In the Seattle Municipal Court appellants moved to dismiss the charges filed against them due to a denial of their constitutional rights under the first and fourteenth amendments to the United States Constitution. The court ruled against their motions. Further, the court granted a motion in limine excluding all testimony that the behavior of appellants was communicative or expressive of ideas as being irrelevant to the constitutional issues. Upon their conviction appellants filed a writ of certiorari with the King County Superior Court rather than seeking their remedy of a de novo trial by that court. Appellants again argued that the ordinance violated their constitutional rights. Superior Court Judge Noe dismissed the writ and affirmed all convictions. Judge Noe spoke of the motion in limine in relation to the constitutional guaranty of freedom of expression agreeing that the evidence as to the communicative nature of the activity was irrelevant to the constitutional issues. Both Dore, J., and Stafford, J., discuss the constitutional *70issue involved at great length and no additional discussion is here necessary.
Appellants now contend that their conduct was within the ordinance's exemption for artistic or dramatic performances in theaters and the trial court should not have excluded the evidence as to the communicative nature of their conduct as it bore out their statutory argument. Appellants, however, never raised this issue until they reached this court. Accordingly, the argument is not timely and we should not consider it. I am puzzled by the assertion made by the dissent that appellants' constitutional claims necessarily included a claim that the conduct was exempt from the ordinance. The constitutional and statutory arguments are two separate contentions.
Utter, J., in his dissent, contends that without the excluded evidence the prosecution did not prove all of the essential elements of the crime and therefore we must consider appellants' statutory argument. I fail to see the merit of this argument.

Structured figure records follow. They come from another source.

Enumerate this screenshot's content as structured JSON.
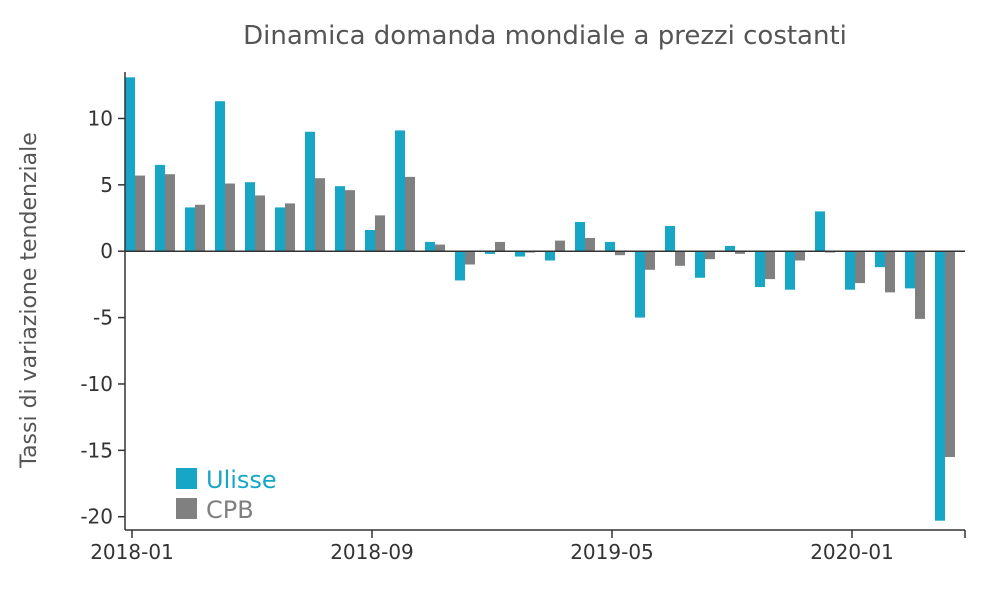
{
  "chart_data": {
    "type": "bar",
    "title": "Dinamica domanda mondiale a prezzi costanti",
    "xlabel": "",
    "ylabel": "Tassi di variazione tendenziale",
    "categories": [
      "2018-01",
      "2018-02",
      "2018-03",
      "2018-04",
      "2018-05",
      "2018-06",
      "2018-07",
      "2018-08",
      "2018-09",
      "2018-10",
      "2018-11",
      "2018-12",
      "2019-01",
      "2019-02",
      "2019-03",
      "2019-04",
      "2019-05",
      "2019-06",
      "2019-07",
      "2019-08",
      "2019-09",
      "2019-10",
      "2019-11",
      "2019-12",
      "2020-01",
      "2020-02",
      "2020-03",
      "2020-04"
    ],
    "x_tick_labels": [
      "2018-01",
      "2018-09",
      "2019-05",
      "2020-01"
    ],
    "x_tick_indices": [
      0,
      8,
      16,
      24
    ],
    "ylim": [
      -21,
      13.5
    ],
    "y_ticks": [
      10,
      5,
      0,
      -5,
      -10,
      -15,
      -20
    ],
    "series": [
      {
        "name": "Ulisse",
        "color": "#17a6c6",
        "values": [
          13.1,
          6.5,
          3.3,
          11.3,
          5.2,
          3.3,
          9.0,
          4.9,
          1.6,
          9.1,
          0.7,
          -2.2,
          -0.2,
          -0.4,
          -0.7,
          2.2,
          0.7,
          -5.0,
          1.9,
          -2.0,
          0.4,
          -2.7,
          -2.9,
          3.0,
          -2.9,
          -1.2,
          -2.8,
          -20.3
        ]
      },
      {
        "name": "CPB",
        "color": "#808080",
        "values": [
          5.7,
          5.8,
          3.5,
          5.1,
          4.2,
          3.6,
          5.5,
          4.6,
          2.7,
          5.6,
          0.5,
          -1.0,
          0.7,
          -0.1,
          0.8,
          1.0,
          -0.3,
          -1.4,
          -1.1,
          -0.6,
          -0.2,
          -2.1,
          -0.7,
          -0.1,
          -2.4,
          -3.1,
          -5.1,
          -15.5
        ]
      }
    ],
    "legend": "bottom-left",
    "grid": false
  }
}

The majority recognizes that the pivotal question with regard to the applicability of the statutory exemption is whether the place of performance is a theater or museum. If it is not, the content of the performances is irrelevant under the terms of the ordinance. The trial court never limited evidence as to whether the place of performance was a theater. Rather the motion in limine excluded only testimony as to the communicative or expressive nature of the conduct. In addition, the municipal court judge had before him the police reports describing the behavior, extensive photographs of the actual performances, affidavits describing the setting and background of the show, and had personally gone to the scene and inspected the booths and viewed the performance area. Following this extensive fact-finding process he found that the performance area was a "bed". This necessarily excludes a theater or museum as the court was required to find their absence in order to convict. The appellants first challenged this finding on appeal to this court. We should not consider the contention *71since it was not properly preserved, having been waived at the trial level.
In any event, there is substantial evidence in the record to support the judge's finding that the behavior was proscribed by the ordinance. The photographs, affidavits, and view of the scene gave him a peculiarly good grasp of the setting. The coin-booth arrangement itself was unlike any of the examples of theaters given in Seattle v. Buchanan, 90 Wn.2d 584, 596, 584 P.2d 918 (1978), in its isolation of the performers and its intermittent, 3-minutes-for-a-dollar viewing arrangement.